Historically, some opponents of workfare have argued that work requirements are untenable because the government cannot find a job for every welfare beneficiary. That may have been true years ago, when a "job" was binary and full time, but today the gig economy offers the solution: It can easily and quickly put millions of people back to work, allowing almost anyone to find a job with hours that are flexible with virtual locations anywhere. Much of this work is well above minimum wage and it can further the careers of workers as well. With a wide array of different employment options, workers can choose jobs better tailored to their skill-sets and upgrade their skills, which can advance their careers.
Government should thus expand the boundaries of "welfare-to-work" to include all of the "new" professions: "work requirements should ensure that everyone who is capable of performing a job in the gig economy does so".
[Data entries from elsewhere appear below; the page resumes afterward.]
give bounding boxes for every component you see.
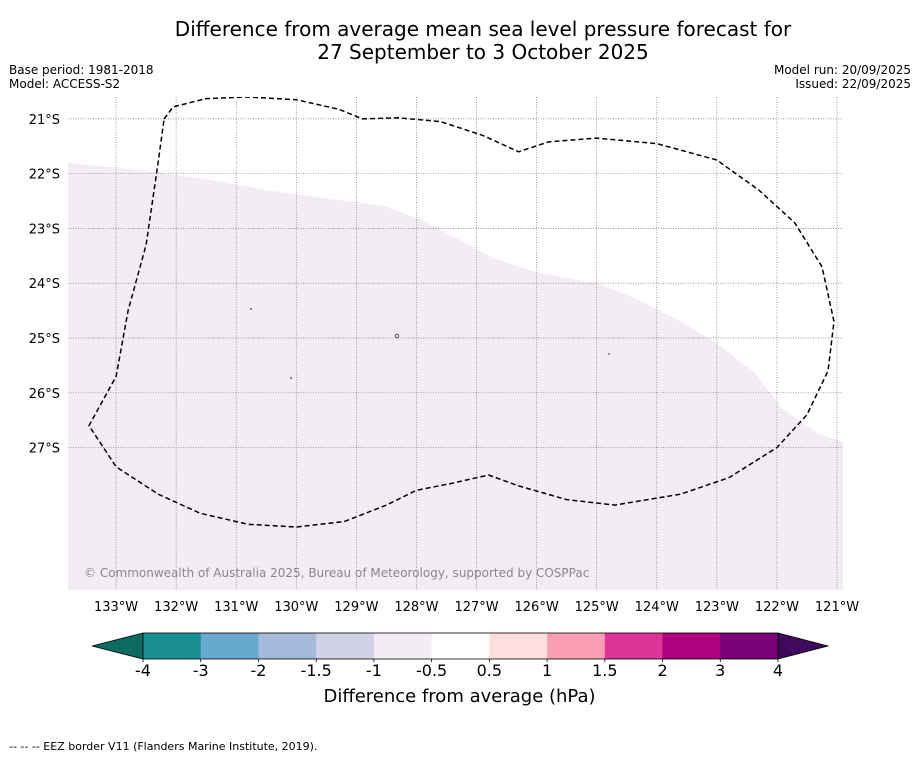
longitude-label: 132°W — [154, 600, 198, 615]
colorbar-segment — [258, 633, 317, 659]
eez-border-line — [88, 97, 835, 528]
colorbar-segment — [373, 633, 433, 659]
longitude-label: 133°W — [94, 600, 138, 615]
colorbar-tick-label: -2 — [250, 661, 266, 680]
colorbar-segment — [489, 633, 548, 659]
latitude-label: 23°S — [29, 222, 60, 237]
colorbar: -4 -3 -2 -1.5 -1 -0.5 0.5 1 1.5 2 3 4 — [91, 632, 830, 680]
longitude-label: 121°W — [815, 600, 859, 615]
colorbar-segments — [142, 632, 779, 660]
colorbar-tick-label: -1 — [366, 661, 382, 680]
longitude-labels: 133°W 132°W 131°W 130°W 129°W 128°W 127°W 126°W… — [94, 600, 859, 615]
colorbar-under-arrow — [91, 632, 144, 660]
map-figure: © Commonwealth of Australia 2025, Bureau… — [29, 97, 859, 615]
colorbar-segment — [662, 633, 721, 659]
island-marker — [250, 308, 252, 310]
longitude-label: 131°W — [214, 600, 258, 615]
colorbar-segment — [547, 633, 606, 659]
latitude-label: 27°S — [29, 442, 60, 457]
colorbar-tick-label: -1.5 — [301, 661, 332, 680]
latitude-label: 26°S — [29, 387, 60, 402]
longitude-label: 129°W — [334, 600, 378, 615]
copyright-text: © Commonwealth of Australia 2025, Bureau… — [84, 566, 589, 580]
latitude-label: 25°S — [29, 332, 60, 347]
colorbar-segment — [316, 633, 375, 659]
issued-date: Issued: 22/09/2025 — [795, 77, 911, 91]
colorbar-over-arrow — [777, 632, 830, 660]
longitude-label: 130°W — [274, 600, 318, 615]
colorbar-title: Difference from average (hPa) — [323, 686, 596, 707]
colorbar-segment — [431, 633, 490, 659]
latitude-label: 21°S — [29, 113, 60, 128]
island-markers — [250, 308, 610, 379]
longitude-label: 127°W — [454, 600, 498, 615]
colorbar-segment — [200, 633, 259, 659]
anomaly-region--1-to--0.5 — [68, 162, 843, 590]
colorbar-tick-labels: -4 -3 -2 -1.5 -1 -0.5 0.5 1 1.5 2 3 4 — [135, 659, 783, 680]
model-run: Model run: 20/09/2025 — [773, 63, 911, 77]
colorbar-tick-label: 2 — [657, 661, 667, 680]
graticule — [68, 97, 843, 590]
island-marker — [608, 353, 610, 355]
longitude-label: 128°W — [394, 600, 438, 615]
colorbar-tick-label: 3 — [715, 661, 725, 680]
latitude-labels: 21°S 22°S 23°S 24°S 25°S 26°S 27°S — [29, 113, 60, 457]
latitude-label: 24°S — [29, 277, 60, 292]
colorbar-tick-label: -4 — [135, 661, 151, 680]
colorbar-tick-label: 0.5 — [477, 661, 502, 680]
colorbar-segment — [604, 633, 664, 659]
colorbar-segment — [143, 633, 202, 659]
colorbar-tick-label: -0.5 — [416, 661, 447, 680]
longitude-label: 123°W — [695, 600, 739, 615]
colorbar-tick-label: 4 — [773, 661, 783, 680]
meta-left: Base period: 1981-2018 Model: ACCESS-S2 — [9, 63, 154, 91]
island-marker — [290, 377, 292, 379]
title-line-2: 27 September to 3 October 2025 — [317, 40, 649, 64]
longitude-label: 124°W — [635, 600, 679, 615]
longitude-label: 126°W — [515, 600, 559, 615]
base-period: Base period: 1981-2018 — [9, 63, 154, 77]
colorbar-tick-label: 1 — [542, 661, 552, 680]
eez-legend-footer: -- -- -- EEZ border V11 (Flanders Marine… — [9, 740, 318, 753]
map-title: Difference from average mean sea level p… — [0, 18, 919, 64]
colorbar-tick-label: 1.5 — [592, 661, 617, 680]
colorbar-tick-label: -3 — [193, 661, 209, 680]
model-name: Model: ACCESS-S2 — [9, 77, 121, 91]
longitude-label: 122°W — [755, 600, 799, 615]
latitude-label: 22°S — [29, 168, 60, 183]
longitude-label: 125°W — [575, 600, 619, 615]
meta-right: Model run: 20/09/2025 Issued: 22/09/2025 — [774, 63, 911, 91]
map-plot-area: © Commonwealth of Australia 2025, Bureau… — [68, 97, 843, 590]
title-line-1: Difference from average mean sea level p… — [174, 17, 792, 41]
island-marker — [394, 333, 400, 339]
colorbar-segment — [720, 633, 779, 659]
I can easily picture many people who are likely to protest that this is another strategy of the "top 1%" to keep low skilled workers' salaries down. It seems to me that they tend to overlook the importance, for self esteem and dignity, of actually performing a job. The "uberization of welfare" may be a somewhat over-the-top slogan. But certainly the sharing economy is allowing some people to experience the feeling of self-reliance and independence.